1 : Anonymous2022/04/28(Thu) 08:31:10 ID: udqbn8
How does this work in practice? I'm struggling with the interpretation of it. Google's robots.txt specification states that "In case of conflicting rules, including those with wildcards, Google uses the least restrictive rule." My client's site has the following: User-agent: * Allow: / Disallow: /login/ If the least restrictive rule applies then surely the /login/ page would be crawled (due to the Allow: / command) however upon checking, Google is blocked from crawling this page and it is not getting indexed.

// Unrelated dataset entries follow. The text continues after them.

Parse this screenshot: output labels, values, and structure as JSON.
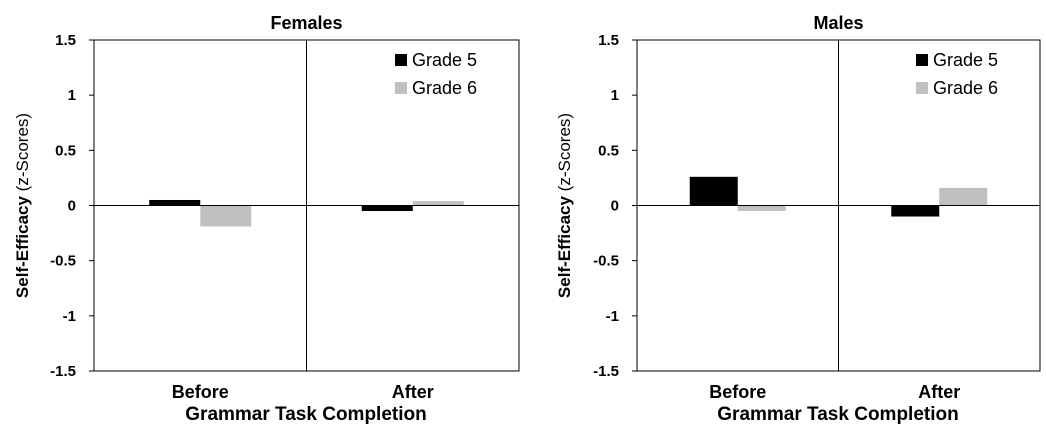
{
  "chart_data": [
    {
      "type": "bar",
      "title": "Females",
      "categories": [
        "Before",
        "After"
      ],
      "series": [
        {
          "name": "Grade 5",
          "color": "#000000",
          "values": [
            0.05,
            -0.05
          ]
        },
        {
          "name": "Grade 6",
          "color": "#c0c0c0",
          "values": [
            -0.19,
            0.04
          ]
        }
      ],
      "xlabel": "Grammar Task Completion",
      "ylabel_bold": "Self-Efficacy",
      "ylabel_normal": "(z-Scores)",
      "ylim": [
        -1.5,
        1.5
      ],
      "yticks": [
        "1.5",
        "1",
        "0.5",
        "0",
        "-0.5",
        "-1",
        "-1.5"
      ],
      "legend_position": "top-right",
      "grid": false
    },
    {
      "type": "bar",
      "title": "Males",
      "categories": [
        "Before",
        "After"
      ],
      "series": [
        {
          "name": "Grade 5",
          "color": "#000000",
          "values": [
            0.26,
            -0.1
          ]
        },
        {
          "name": "Grade 6",
          "color": "#c0c0c0",
          "values": [
            -0.05,
            0.16
          ]
        }
      ],
      "xlabel": "Grammar Task Completion",
      "ylabel_bold": "Self-Efficacy",
      "ylabel_normal": "(z-Scores)",
      "ylim": [
        -1.5,
        1.5
      ],
      "yticks": [
        "1.5",
        "1",
        "0.5",
        "0",
        "-0.5",
        "-1",
        "-1.5"
      ],
      "legend_position": "top-right",
      "grid": false
    }
  ]
}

2 : Anonymous2022/04/28(Thu) 09:09:03 ID: i6igmb8
That only applies when all other things are equal. In your example, the rules aren't conflicting because the disallow rule is more specific as per the spec: "The most specific match found MUST be used. The most specific match is the match that has the most octets." The "use the least restrictive" part only comes into play when you have multiple rules with the same specificity. Here is an example where that is the case: URL: example.com/members/bar User-agent: foobot allow: /members/ disallow: /members/ Both rules provide an equally specific match. In this case, the "allow" is applied as it's less restrictive.
ID: i6ijr7h
Thanks for your reply, that's really helpful. In the example you gave, why would "allow" be used? Both rules are identical
3 : Anonymous2022/04/28(Thu) 08:59:26 ID: i6ig02r
Try practicing with the robots.txt tool in the Search Console, you can try out new directives to better understand rules.